As nove ilhas de Tuvalu - Olhares do Mundo

As nove ilhas de Tuvalu

Destino paradisíaco escondido na Oceania pode estar ameaçado pelo avanço do Pacífico Sul e pela escassez de água doce

Tuvalu parece um fundo de tela de computador. O arquipélago é afastado e tranquilo, com praias de águas calmas e cristalinas, areia fina, branca e salpicada de palmeiras, conjunto que forma uma visão de tirar o fôlego.

A economia de Tuvalu é tão pitoresca quanto as ilhas que a formam, baseada na exportação de copra (polpa de coco seca), pandano (espécie de planta tropical), na venda de bandeira tuvaluana e na emissão de selos para colecionadores.

Formado por um grupo de nove ilhas em forma de anéis (chamadas de atóis), sua capital é Funafuti, local com patrimônio histórico dos restos de um avião japonês que caiu ali durante a Segunda Guerra Mundial. A maior ilha é Fongafale (distrito de Funafuti), que possui quatro vilarejos e áreas de convivência comunitárias, ótimas para manter contato com outra cultura e passar um tempo em família. Outros atóis interessantes são Nanumea, que possui uma  área de preservação que cobre aproximados dois quilômetros quadrados, e Vaitupu que é lar da segunda população mais vasta do país. As outras ilhas que compõem o paraíso terrestre são: Nui, Nukufetau, Nukulaelae, Nanumanga, Niulakita, Niutao.
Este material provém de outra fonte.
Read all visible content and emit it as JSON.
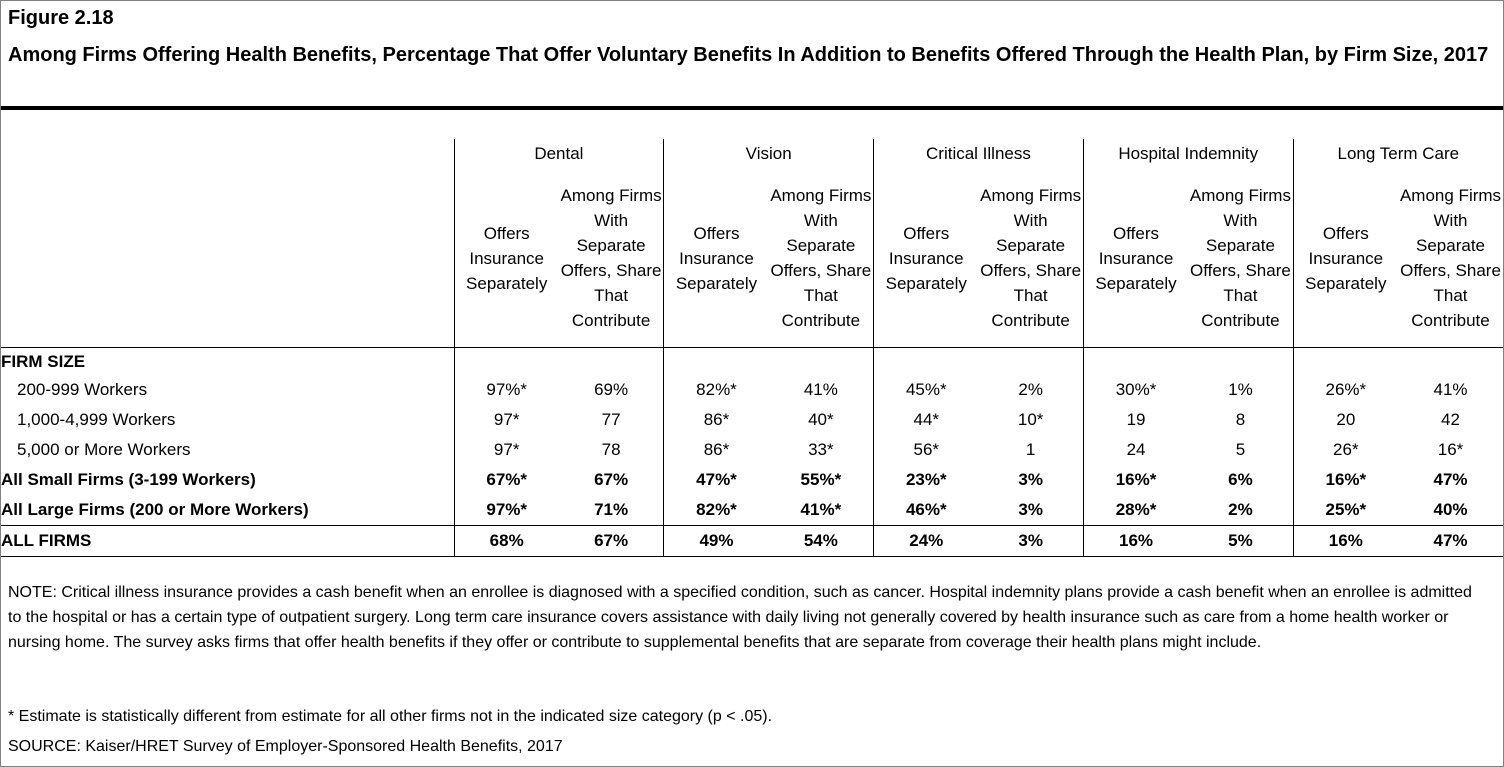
{
  "figure_label": "Figure 2.18",
  "title": "Among Firms Offering Health Benefits, Percentage That Offer Voluntary Benefits In Addition to Benefits Offered Through the Health Plan, by Firm Size, 2017",
  "chart_data": {
    "type": "table",
    "column_groups": [
      "Dental",
      "Vision",
      "Critical Illness",
      "Hospital Indemnity",
      "Long Term Care"
    ],
    "subcolumns": [
      "Offers Insurance Separately",
      "Among Firms With Separate Offers, Share That Contribute"
    ],
    "section_label": "FIRM SIZE",
    "rows": [
      {
        "label": "200-999 Workers",
        "values": [
          "97%*",
          "69%",
          "82%*",
          "41%",
          "45%*",
          "2%",
          "30%*",
          "1%",
          "26%*",
          "41%"
        ]
      },
      {
        "label": "1,000-4,999 Workers",
        "values": [
          "97*",
          "77",
          "86*",
          "40*",
          "44*",
          "10*",
          "19",
          "8",
          "20",
          "42"
        ]
      },
      {
        "label": "5,000 or More Workers",
        "values": [
          "97*",
          "78",
          "86*",
          "33*",
          "56*",
          "1",
          "24",
          "5",
          "26*",
          "16*"
        ]
      },
      {
        "label": "All Small Firms (3-199 Workers)",
        "values": [
          "67%*",
          "67%",
          "47%*",
          "55%*",
          "23%*",
          "3%",
          "16%*",
          "6%",
          "16%*",
          "47%"
        ]
      },
      {
        "label": "All Large Firms (200 or More Workers)",
        "values": [
          "97%*",
          "71%",
          "82%*",
          "41%*",
          "46%*",
          "3%",
          "28%*",
          "2%",
          "25%*",
          "40%"
        ]
      },
      {
        "label": "ALL FIRMS",
        "values": [
          "68%",
          "67%",
          "49%",
          "54%",
          "24%",
          "3%",
          "16%",
          "5%",
          "16%",
          "47%"
        ]
      }
    ]
  },
  "note": "NOTE: Critical illness insurance provides a cash benefit when an enrollee is diagnosed with a specified condition, such as cancer. Hospital indemnity plans provide a cash benefit when an enrollee is admitted to the hospital or has a certain type of outpatient surgery. Long term care insurance covers assistance with daily living not generally covered by health insurance such as care from a home health worker or nursing home. The survey asks firms that offer health benefits if they offer or contribute to supplemental benefits that are separate from coverage their health plans might include.",
  "footnote": "* Estimate is statistically different from estimate for all other firms not in the indicated size category (p < .05).",
  "source": "SOURCE: Kaiser/HRET Survey of Employer-Sponsored Health Benefits, 2017"
}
A história do arquipélago com as águas é triste e curiosa. É do mar que as famílias tiram seu sustento, é no mar que, entre jogos e disputas de nado, crianças e adultos se divertem. E é do oceano que vem a maior preocupação. As nove ilhas paradisíacas podem ficar submersas em poucas décadas, vítimas de enchentes e de um mar cada vez mais agressivo. As águas avançam de maneira tão avassaladora que não restam dúvidas de que Tuvalu não viverá para conhecer o próximo século. As medições foram iniciadas nos anos 90 mas ninguém sabe ao certo o ritmo do avanço do Pacífico Sul sobre os atóis tuvaluanos.

Em 2011, o país declarou estado de emergência em razão da falta de água doce. Porém, a vizinha Fiji, outra nação pitoresca e isolada, amenizou parcialmente a agonia dos tuvaluanos enviando um milhão de litros de água potável. Deste país, aliás, pode vir a solução definitiva para as mazelas do arquipélago. É lá que os tuvaluanos podem se exilar se os eventos climáticos extremos continuarem testando as ilhas polinésias.

Tuvalu é um destino que promete relaxar e enriquecer espiritual e culturalmente. Devemos aproveitar suas praias e águas cristalinas antes que seja tarde demais e nossa “Atlântida Moderna” se torne o primeiro país a ser engolido pelo oceano.